The Problem

Since 2003, the Association of Albanian Girls and Women (AAGW) has assisted survivors of human trafficking in Albania. It is estimated that there are over 10,000 Albanian girls and women who are currently or who formerly have been trafficked illegally for the purpose of enforced prostitution, one third of whom are age nineteen or younger. More survivors are arriving all the time. Many of our members are teenagers; our youngest girls have been twelve.

Albanian girls fall victim to this type of sexual exploitation through a combination of deception and violence. Typically, a teenaged Albanian girl becomes the prey of a young man who feigns falling in love with her, proposes, and whisks her off to what she believes will be a fairytale life in a western country. In reality, the young man is a pimp, a paid employee of a well-organized and sophisticated illegal trafficking network. In other characteristic scenarios, the girls are duped into thinking they have been hired for a legitimate job as a domestic worker, waitress, or nanny in a western European country. Once in control of the trafficker, however, the girls are threatened, abused, raped, and forcibly smuggled out of Albania; their passports and official documents are seized. They are then sold and resold from one organized crime syndicate to another, and the treatment they receive is unspeakable. Some are deprived of food; many are beaten regularly. The traffickers also threaten the life of survivors’ family members and tell the girls that if they try to escape, their family members will be killed, which in fact has happened. In other documented cases, girls who refused to prostitute themselves were killed. Survivors receive little or no pay for their work and are severely mistreated if they do not comply.

Most of the Albanian women and girls are trafficked to Kosovo, Italy and Greece, but some are trafficked as far as Germany, the UK, and Belgium. Not only are the survivors physically and emotionally abused, but some contract AIDS and other sexually transmitted diseases. Younger girls are most sought after (and the most valuable to traffickers) because they are virgins and carry no risk of STDs.

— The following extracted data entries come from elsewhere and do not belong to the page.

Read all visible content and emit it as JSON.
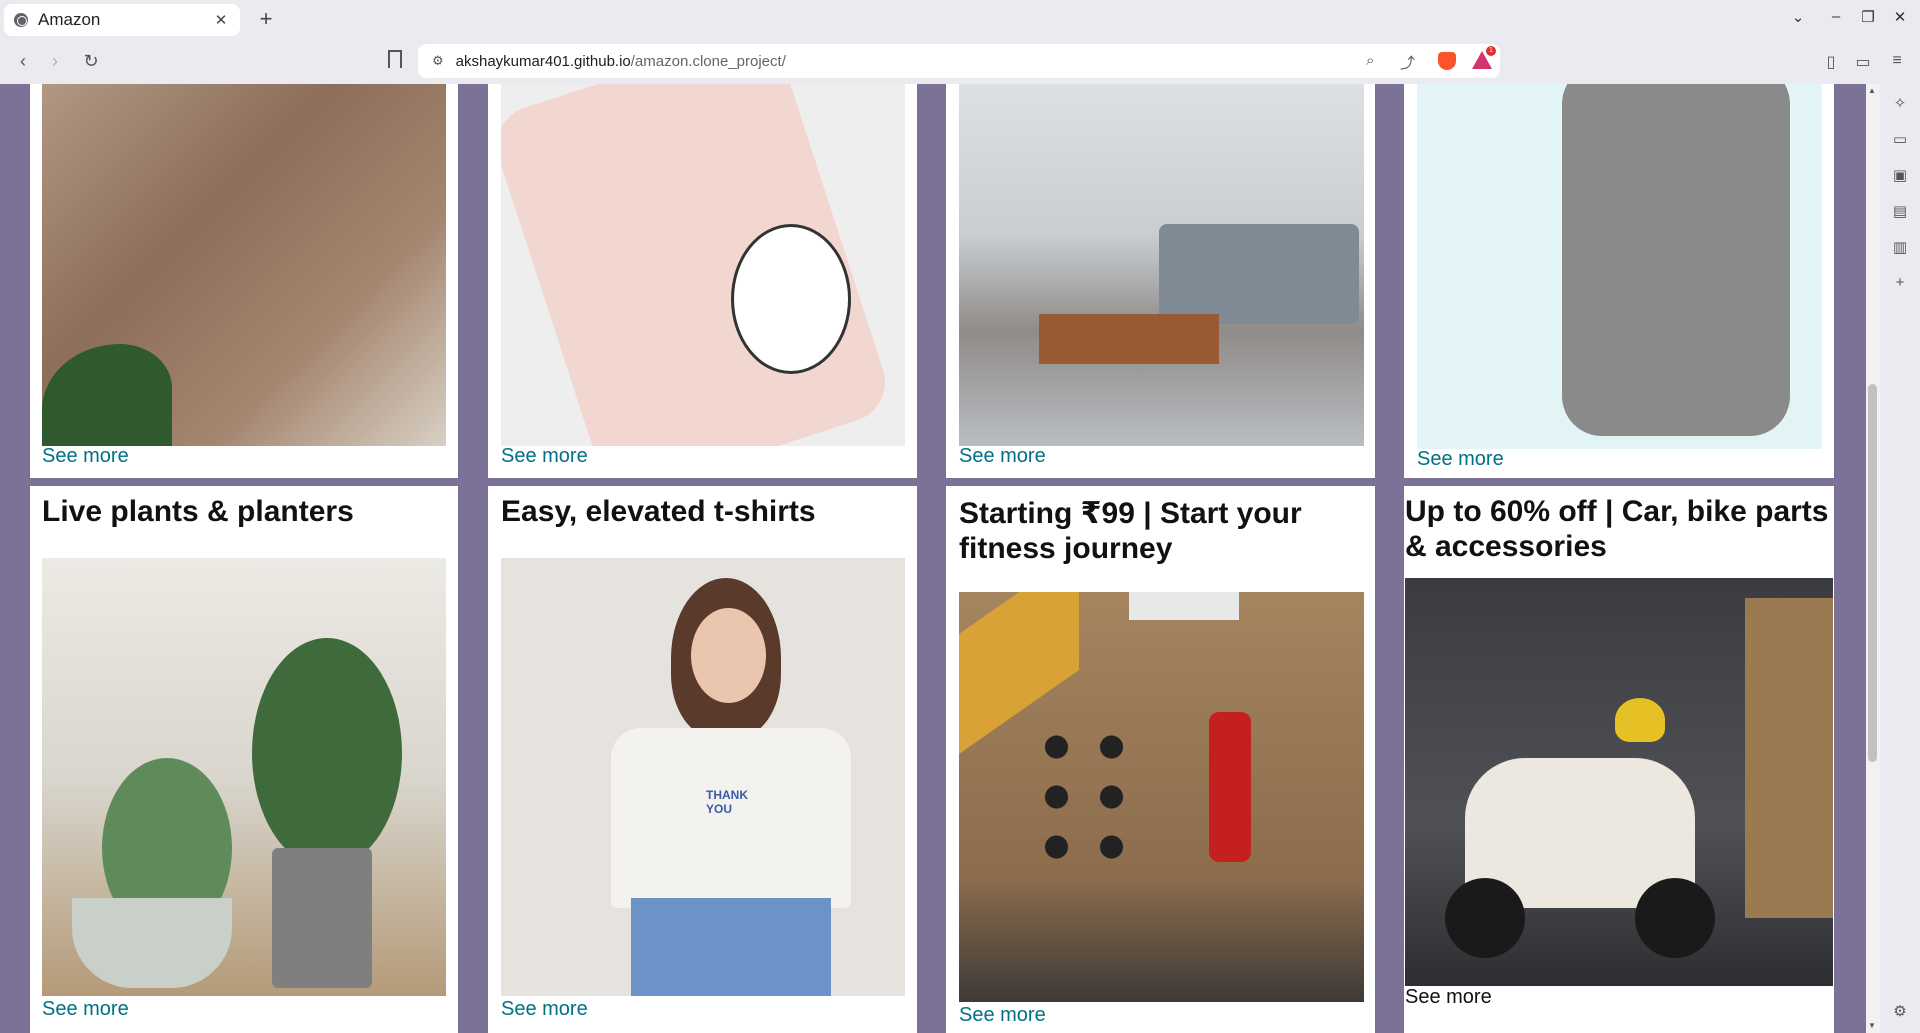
{
  "browser": {
    "tab_title": "Amazon",
    "tab_close": "✕",
    "new_tab": "+",
    "url_host": "akshaykumar401.github.io",
    "url_path": "/amazon.clone_project/",
    "rewards_badge": "1"
  },
  "page": {
    "top_row": [
      {
        "see_more": "See more",
        "image": "leopard-print-dress"
      },
      {
        "see_more": "See more",
        "image": "pink-phone-case-unicorn"
      },
      {
        "see_more": "See more",
        "image": "living-room-furniture"
      },
      {
        "see_more": "See more",
        "image": "smart-speaker"
      }
    ],
    "bottom_row": [
      {
        "title": "Live plants & planters",
        "see_more": "See more",
        "image": "potted-plants"
      },
      {
        "title": "Easy, elevated t-shirts",
        "see_more": "See more",
        "image": "woman-in-thank-you-tshirt"
      },
      {
        "title": "Starting ₹99 | Start your fitness journey",
        "see_more": "See more",
        "image": "home-gym"
      },
      {
        "title": "Up to 60% off | Car, bike parts & accessories",
        "see_more": "See more",
        "image": "scooter-garage"
      }
    ]
  },
  "colors": {
    "background": "#7c7196",
    "link": "#007185",
    "chrome": "#e9ebf0"
  }
}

If the girls become pregnant, they are forced to have abortions. Some traffickers intentionally addict the girls to drugs to maintain control.

Some of the “lucky” ones manage to escape; others are fortunately arrested by police officers who then deport them back to Albania where there are several shelters to house them, two in the capital and the other in a smaller town. All of the survivors are in various stages of post-traumatic stress. The shelters have social workers who counsel them, and the survivors' stories are so distressing that the social workers need secondary counseling themselves to cope.

It is often difficult to prosecute traffickers.  Survivors are afraid to testify and rightfully so, since the traffickers can easily track them down as well as their family members. A witness protection program has been established, but the immigration laws and refugee quotas of many western European countries have made it difficult to find homes for these women outside the country where they will be safe.

The average age of the survivors living in the main shelter for trafficked women in Tirana is nineteen; many of the girls have nowhere else to go.  Due to the shame associated with prostitution, many fathers will not accept their daughters back into the family. AAGW supports a number of projects to aid program participants as they transition out of the shelter, including vocational training and job placement programs as well as artistic handicraft production and income generation activities. These young women are facing trauma as well as stigma. They have been robbed of their human dignity. AAGW seeks to help them restore it.